Initially, we kept Save the Cow’s brand-new donated Mahindra tractor in the cow barn and the mower under a tarp. Then, we purchased an economical “Instant Garage Shelter” as a temporary solution, which we thought would last a year or two while we saved up enough funds for a permanent structure. Unfortunately, it proved to be very temporary when, within a few weeks, it came down during the first thunderstorm of the summer.
That inspired us to step up fundraising efforts and with the generous support of the following donors, we were able to provide a suitable shelter for Save the Cow’s tractor, which is used for delivering 800-pound hay-rolls to the cows in the winter and for mowing the pastures in the summer. Thank you to Varuna and Kirtaniya Aggarwal, Sadhu Sanga Men’s Group, and Mrs. Marion Solomon.

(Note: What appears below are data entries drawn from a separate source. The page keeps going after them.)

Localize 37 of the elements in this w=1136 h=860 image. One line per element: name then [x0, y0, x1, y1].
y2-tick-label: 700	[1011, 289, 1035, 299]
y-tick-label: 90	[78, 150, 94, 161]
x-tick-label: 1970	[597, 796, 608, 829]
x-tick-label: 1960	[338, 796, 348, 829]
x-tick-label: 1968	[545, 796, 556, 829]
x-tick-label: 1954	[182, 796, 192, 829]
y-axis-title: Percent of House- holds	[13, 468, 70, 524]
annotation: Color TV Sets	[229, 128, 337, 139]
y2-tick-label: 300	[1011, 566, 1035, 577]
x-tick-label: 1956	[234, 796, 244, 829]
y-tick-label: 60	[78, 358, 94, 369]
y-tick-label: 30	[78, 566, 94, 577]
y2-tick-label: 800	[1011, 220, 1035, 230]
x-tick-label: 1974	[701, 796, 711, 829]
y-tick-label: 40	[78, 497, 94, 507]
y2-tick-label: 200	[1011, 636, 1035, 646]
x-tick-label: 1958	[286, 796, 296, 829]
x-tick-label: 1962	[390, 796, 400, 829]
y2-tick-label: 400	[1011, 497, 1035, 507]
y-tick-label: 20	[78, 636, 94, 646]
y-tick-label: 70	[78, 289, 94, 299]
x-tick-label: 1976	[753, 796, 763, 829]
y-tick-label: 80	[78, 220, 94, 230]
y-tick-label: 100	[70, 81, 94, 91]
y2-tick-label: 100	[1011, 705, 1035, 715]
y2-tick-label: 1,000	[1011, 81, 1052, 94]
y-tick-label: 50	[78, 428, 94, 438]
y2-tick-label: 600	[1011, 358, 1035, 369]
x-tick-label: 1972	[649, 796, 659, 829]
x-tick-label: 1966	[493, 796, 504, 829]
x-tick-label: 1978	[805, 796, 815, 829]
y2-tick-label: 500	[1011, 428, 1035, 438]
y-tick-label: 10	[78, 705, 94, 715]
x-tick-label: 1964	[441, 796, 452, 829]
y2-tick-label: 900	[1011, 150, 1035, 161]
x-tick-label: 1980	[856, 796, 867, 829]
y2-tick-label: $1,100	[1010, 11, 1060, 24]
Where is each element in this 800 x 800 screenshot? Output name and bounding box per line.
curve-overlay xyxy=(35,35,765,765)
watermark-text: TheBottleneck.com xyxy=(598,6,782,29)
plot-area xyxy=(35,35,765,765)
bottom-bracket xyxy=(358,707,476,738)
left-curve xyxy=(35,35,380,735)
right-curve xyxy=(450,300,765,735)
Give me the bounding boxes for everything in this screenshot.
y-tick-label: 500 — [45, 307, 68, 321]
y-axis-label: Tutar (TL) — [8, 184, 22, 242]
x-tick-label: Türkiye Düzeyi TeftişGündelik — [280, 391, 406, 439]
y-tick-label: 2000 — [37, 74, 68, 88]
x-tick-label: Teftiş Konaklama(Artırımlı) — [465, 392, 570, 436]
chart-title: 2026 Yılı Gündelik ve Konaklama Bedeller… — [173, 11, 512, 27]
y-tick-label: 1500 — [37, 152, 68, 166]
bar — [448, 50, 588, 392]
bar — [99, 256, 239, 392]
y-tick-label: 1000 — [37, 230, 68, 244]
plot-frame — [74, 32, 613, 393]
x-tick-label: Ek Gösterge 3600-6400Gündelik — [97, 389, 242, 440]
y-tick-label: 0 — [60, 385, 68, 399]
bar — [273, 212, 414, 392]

It’s about time to replace some pasture gates, which get beat up over the years by cows, cars, and the climate. We could use five new 12-foot-wide gates, which cost about $70 each.
Seed and Fertilizer
Last year we seeded a 13-acre field at New Raman Reti with Tifton 9 Bahia grass and harvested 45 hay rolls in one cutting. To help establish a stronger, higher yielding pasture, we plan to re-seed that field again this spring. At the recommended planting rate of 20 pounds of seed per acre, we require seven 40-pound bags of Tifton 9 seed ($125 per bag) at a total cost of $875.
That field along with the others (for both hay production and summer pasture grass) need to be fertilized with nitrogen. The cost of spreading fertilizer on all the fields comes to about $2800 (fertilizer prices are15% higher than last year).
Cow Shelter / Infirmary / Hospice
Another feature of caring for an aging herd is the opportunity to improve our service by providing for the special needs of geriatric bovines. In North Central Florida, healthy, young cows can live well without the need of barns. All of our pastures have trees, which provide shade and some shelter from wind and rain. As our cows age, however, they need extra care and shelter from the elements. We can make them more comfortable by providing additional shelter from summer sun and winter winds and rain.
To this end, Save the Cow plans to build a 12 x 24 foot multi-purpose barn shelter in one of the pastures. This structure will be open on both ends to allow free access to the cows and oriented in such a way as to provide refuge from the prevailing winds, which can be quite chilly in the wintertime. In addition, it will provide shade and shelter from the rain. This barn will be equipped with a central beam sturdy enough to support a cow sling, which can hoist a cow having difficulty standing. There will also be a gate on each end so that the building can be closed to create an infirmary for sick cows or a hospice facility when necessary. The estimated materials cost is $2500 and we plan to construct it with a combination of volunteers and local carpenters.